生きたまま頭蓋骨を透明にする「シースルー法」を開発～頭蓋骨を残したまま、簡便・非侵襲・高精度に脳内をライブイメージングできるようになった!～

2025-08-26 新潟大学

(A)シースルー法と従来のオープンスカル法の比較。
(B)迅速かつ可逆的に頭蓋骨を透明化して脳内をライブイメージングできる。
(C)マウス頭蓋骨は高度に透明化される。
(D)頭蓋骨を広範囲に透明化して「ズームアウト・ズームイン」観察できる。
(E)様々な脳領域の数千個の神経細胞の活動をモニターし(左)神経間ネットワーク解析(右)をできる。

<関連情報>

• https://www.bri.niigata-u.ac.jp/research/result/002333.html
• https://www.bri.niigata-u.ac.jp/research/result/20250826result.pdf
• https://www.nature.com/articles/s41467-025-62836-1

SeeThrough:生体脳イメージングのための合理的に設計された頭蓋骨透明化技術 SeeThrough: a rationally designed skull clearing technique for in vivo brain imaging

Xinyi Liu,Motokazu Uchigashima,Ikumi Oomoto,Yoshihito Saito,Hitoshi Uchida,Shinya Oginezawa,Keiko Masuda,Daisuke Satoh,Manabu Abe,Kenji Sakimura,Yoshihiro Shimizu,Masanori Murayama,Kazuki Tainaka & Takayasu Mikuni
Nature Communications  Published:26 August 2025
DOI:https://doi.org/10.1038/s41467-025-62836-1

Abstract

Light scattering in the skull limits optical access to the brain. Here we present SeeThrough, a skull-clearing technique that enables simple, high-resolution, and minimally-invasive brain imaging without skull removal. Through systematic screening of over 1600 chemicals, we rationally developed a refractive index-matching solution that combines water- and organic solvent-based components, achieving both high clearing efficiency and biocompatibility. The reagents exhibit minimal brain penetration, maintain tissue integrity, and avoid inflammatory responses.
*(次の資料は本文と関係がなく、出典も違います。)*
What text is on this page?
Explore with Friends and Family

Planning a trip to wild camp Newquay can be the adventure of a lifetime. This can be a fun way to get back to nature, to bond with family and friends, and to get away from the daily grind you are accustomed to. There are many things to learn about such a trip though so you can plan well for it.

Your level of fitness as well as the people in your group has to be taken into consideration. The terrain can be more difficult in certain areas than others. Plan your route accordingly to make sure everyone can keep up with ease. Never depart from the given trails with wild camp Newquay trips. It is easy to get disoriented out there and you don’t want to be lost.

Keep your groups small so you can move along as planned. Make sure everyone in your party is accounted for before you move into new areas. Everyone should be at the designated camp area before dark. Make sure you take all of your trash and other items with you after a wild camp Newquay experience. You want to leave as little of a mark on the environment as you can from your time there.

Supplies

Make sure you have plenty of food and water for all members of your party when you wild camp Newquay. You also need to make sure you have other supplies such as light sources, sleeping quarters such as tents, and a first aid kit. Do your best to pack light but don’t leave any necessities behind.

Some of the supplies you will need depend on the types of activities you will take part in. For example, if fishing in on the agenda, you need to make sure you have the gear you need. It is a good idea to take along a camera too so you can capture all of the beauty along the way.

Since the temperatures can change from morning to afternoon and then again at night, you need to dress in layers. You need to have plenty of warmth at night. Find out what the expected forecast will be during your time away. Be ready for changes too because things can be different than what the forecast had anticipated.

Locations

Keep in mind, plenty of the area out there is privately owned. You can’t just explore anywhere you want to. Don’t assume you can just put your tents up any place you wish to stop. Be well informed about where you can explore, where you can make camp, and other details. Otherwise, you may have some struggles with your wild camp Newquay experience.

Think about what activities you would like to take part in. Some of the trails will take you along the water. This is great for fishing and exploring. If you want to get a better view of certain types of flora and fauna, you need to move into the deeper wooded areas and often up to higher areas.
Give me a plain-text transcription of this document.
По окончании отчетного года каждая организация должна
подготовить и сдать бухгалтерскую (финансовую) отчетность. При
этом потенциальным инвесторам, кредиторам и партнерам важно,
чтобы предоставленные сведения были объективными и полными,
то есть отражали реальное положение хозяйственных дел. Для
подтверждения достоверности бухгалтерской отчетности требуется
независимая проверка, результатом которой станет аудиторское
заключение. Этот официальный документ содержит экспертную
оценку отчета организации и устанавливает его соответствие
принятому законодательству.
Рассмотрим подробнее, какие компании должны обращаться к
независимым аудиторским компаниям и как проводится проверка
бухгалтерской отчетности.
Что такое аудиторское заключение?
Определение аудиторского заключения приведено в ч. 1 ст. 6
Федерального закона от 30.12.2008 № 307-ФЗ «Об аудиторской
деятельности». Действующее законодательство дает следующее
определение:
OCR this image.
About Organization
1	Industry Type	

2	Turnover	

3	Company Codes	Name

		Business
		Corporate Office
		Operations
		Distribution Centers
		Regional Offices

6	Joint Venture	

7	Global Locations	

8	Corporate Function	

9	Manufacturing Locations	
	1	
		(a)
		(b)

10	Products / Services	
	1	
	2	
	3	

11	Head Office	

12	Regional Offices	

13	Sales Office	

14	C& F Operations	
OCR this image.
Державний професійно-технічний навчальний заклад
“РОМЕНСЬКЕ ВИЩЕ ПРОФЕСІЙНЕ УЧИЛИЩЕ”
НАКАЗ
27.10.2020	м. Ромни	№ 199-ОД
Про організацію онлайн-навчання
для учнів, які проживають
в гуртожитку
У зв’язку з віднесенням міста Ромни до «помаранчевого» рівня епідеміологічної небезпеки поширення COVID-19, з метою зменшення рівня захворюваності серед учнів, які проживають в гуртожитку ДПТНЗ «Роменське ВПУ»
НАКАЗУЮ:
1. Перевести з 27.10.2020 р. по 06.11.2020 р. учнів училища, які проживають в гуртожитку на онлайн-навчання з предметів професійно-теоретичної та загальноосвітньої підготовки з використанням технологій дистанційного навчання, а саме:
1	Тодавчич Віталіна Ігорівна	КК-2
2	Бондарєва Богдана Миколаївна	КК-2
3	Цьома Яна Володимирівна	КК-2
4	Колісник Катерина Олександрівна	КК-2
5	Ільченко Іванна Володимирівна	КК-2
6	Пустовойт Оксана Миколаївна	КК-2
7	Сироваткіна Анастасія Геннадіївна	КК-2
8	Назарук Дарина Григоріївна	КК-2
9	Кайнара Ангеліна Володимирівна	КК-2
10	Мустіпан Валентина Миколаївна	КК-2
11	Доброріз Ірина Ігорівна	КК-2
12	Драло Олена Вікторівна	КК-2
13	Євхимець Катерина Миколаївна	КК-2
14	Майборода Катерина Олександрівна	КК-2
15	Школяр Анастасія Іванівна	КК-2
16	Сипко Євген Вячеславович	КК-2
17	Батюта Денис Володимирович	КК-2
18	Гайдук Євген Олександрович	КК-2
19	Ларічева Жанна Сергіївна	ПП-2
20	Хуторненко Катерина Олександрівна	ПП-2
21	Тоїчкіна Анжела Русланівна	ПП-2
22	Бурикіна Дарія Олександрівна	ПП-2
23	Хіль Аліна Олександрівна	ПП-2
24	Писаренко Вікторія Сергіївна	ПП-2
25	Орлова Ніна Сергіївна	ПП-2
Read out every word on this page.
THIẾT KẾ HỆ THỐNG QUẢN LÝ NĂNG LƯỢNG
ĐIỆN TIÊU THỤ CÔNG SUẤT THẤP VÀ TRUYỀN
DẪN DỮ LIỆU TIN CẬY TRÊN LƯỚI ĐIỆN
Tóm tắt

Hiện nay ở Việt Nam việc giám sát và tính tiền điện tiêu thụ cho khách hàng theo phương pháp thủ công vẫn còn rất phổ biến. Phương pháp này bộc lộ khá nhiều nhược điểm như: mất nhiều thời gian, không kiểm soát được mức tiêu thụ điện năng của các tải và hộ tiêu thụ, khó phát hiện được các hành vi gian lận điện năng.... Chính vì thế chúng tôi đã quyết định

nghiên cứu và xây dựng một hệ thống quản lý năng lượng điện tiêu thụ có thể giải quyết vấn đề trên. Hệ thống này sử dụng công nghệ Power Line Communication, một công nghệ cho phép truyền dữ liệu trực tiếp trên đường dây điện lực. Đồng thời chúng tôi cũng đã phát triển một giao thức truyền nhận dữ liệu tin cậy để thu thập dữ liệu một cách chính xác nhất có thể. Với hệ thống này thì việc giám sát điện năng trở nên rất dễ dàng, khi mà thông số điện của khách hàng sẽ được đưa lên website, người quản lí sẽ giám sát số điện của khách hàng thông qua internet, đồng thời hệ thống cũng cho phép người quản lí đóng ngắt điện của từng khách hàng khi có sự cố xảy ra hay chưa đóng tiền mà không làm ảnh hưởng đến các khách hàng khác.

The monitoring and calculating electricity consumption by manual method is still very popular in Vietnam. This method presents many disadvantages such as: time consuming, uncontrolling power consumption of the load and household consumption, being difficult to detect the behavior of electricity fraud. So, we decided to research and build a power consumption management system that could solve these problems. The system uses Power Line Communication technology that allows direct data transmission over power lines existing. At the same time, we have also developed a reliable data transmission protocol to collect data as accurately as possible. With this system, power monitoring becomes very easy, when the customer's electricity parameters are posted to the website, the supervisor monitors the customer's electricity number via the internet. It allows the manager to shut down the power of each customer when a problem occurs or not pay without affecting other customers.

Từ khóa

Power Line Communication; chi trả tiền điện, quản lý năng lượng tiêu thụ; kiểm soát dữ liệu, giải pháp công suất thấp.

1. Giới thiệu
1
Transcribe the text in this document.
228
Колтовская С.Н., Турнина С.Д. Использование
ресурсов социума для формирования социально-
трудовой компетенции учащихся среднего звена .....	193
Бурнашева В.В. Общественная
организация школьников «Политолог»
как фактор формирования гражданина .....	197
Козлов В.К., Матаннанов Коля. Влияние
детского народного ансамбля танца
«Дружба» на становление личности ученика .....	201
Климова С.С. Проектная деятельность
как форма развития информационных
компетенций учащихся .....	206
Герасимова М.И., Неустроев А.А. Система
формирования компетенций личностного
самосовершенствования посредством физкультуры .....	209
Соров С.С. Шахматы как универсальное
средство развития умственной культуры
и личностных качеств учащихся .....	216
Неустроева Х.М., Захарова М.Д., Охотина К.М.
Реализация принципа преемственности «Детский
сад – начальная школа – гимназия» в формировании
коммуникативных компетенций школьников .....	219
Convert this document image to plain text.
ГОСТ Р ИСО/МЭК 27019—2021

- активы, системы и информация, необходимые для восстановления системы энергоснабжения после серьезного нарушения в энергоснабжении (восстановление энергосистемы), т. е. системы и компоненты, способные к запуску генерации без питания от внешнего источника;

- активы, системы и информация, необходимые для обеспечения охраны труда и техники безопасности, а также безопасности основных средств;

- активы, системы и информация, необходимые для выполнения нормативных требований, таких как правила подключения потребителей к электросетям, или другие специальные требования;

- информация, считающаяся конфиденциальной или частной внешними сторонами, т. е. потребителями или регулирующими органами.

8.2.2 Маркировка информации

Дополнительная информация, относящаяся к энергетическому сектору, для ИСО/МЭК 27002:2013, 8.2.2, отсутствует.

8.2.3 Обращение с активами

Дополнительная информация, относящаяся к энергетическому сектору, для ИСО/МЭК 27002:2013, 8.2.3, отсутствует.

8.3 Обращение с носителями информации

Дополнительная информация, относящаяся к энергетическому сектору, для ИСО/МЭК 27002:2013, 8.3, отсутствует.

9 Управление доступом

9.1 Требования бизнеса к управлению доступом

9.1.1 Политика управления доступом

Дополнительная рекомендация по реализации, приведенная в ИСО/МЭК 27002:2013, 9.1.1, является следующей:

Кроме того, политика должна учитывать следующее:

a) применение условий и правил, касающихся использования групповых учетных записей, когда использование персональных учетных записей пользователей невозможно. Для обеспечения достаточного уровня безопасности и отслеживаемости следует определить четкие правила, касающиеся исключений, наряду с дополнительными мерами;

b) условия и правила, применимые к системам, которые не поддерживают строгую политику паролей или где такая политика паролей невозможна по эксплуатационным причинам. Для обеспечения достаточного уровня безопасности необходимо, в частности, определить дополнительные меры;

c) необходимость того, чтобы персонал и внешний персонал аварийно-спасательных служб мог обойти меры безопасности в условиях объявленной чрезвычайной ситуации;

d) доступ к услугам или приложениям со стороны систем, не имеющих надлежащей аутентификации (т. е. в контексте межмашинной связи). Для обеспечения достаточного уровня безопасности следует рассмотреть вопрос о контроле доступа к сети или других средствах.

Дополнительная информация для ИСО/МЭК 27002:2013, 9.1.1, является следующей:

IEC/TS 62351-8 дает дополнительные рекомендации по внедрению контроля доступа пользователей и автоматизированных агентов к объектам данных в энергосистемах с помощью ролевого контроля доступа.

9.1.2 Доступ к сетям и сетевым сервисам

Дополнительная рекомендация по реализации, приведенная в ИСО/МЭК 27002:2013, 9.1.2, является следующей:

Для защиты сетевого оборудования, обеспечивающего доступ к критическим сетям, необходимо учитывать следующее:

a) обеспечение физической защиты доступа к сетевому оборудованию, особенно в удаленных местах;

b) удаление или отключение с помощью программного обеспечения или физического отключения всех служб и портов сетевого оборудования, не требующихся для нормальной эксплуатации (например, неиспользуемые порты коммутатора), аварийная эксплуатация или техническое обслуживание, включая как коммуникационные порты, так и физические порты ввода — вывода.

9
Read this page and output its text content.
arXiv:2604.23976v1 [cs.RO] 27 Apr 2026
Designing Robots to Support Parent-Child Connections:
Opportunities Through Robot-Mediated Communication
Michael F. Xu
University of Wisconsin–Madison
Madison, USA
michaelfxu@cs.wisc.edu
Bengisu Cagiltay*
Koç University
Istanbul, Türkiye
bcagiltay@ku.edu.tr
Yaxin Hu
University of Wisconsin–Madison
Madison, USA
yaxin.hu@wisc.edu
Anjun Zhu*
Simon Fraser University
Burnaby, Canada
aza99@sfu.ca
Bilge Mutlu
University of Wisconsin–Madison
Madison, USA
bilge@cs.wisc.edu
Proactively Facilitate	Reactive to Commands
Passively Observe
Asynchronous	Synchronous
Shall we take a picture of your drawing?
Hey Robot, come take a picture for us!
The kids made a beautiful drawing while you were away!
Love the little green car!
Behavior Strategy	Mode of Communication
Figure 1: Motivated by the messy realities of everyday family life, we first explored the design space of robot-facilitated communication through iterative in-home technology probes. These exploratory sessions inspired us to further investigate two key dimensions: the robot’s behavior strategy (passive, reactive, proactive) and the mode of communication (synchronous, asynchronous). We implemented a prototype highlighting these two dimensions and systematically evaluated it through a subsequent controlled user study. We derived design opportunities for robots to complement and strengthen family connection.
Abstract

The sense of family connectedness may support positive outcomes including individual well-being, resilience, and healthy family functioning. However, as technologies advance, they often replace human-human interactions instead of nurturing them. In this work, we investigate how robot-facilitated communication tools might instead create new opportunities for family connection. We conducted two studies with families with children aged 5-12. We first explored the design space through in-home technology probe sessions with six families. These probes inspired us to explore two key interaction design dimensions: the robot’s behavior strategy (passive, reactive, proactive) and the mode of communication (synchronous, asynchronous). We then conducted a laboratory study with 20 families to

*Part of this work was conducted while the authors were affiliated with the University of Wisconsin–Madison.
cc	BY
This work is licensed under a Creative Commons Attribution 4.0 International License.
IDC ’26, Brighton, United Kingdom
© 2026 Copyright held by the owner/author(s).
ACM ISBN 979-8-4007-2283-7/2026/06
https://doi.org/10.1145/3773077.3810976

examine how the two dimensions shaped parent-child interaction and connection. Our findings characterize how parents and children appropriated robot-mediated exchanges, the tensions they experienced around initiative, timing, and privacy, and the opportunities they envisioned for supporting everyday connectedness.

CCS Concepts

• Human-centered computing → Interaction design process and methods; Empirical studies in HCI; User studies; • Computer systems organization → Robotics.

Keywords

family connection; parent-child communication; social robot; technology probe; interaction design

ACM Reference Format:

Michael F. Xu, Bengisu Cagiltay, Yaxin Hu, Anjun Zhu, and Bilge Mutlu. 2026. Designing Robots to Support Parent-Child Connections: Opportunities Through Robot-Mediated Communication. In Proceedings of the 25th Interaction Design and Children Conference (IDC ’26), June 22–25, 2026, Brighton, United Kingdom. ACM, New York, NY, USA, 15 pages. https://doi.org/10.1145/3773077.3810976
Notably, SeeThrough provides imaging sensitivity and contrast comparable to open-skull window imaging, while permitting minimally-invasive monitoring of brain border macrophages as well as blood and cerebrospinal fluid dynamics. Combined with two-photon imaging, SeeThrough enables spatially and temporally scalable imaging applications in the mouse brain, including ~400 µm deep imaging, one-month longitudinal imaging, and mesoscale, cellular-resolution monitoring of brain activity for network-level analysis. Thus, SeeThrough offers a broadly accessible platform for high-throughput, physiology-preserving imaging of the brain parenchyma and brain-skull interface.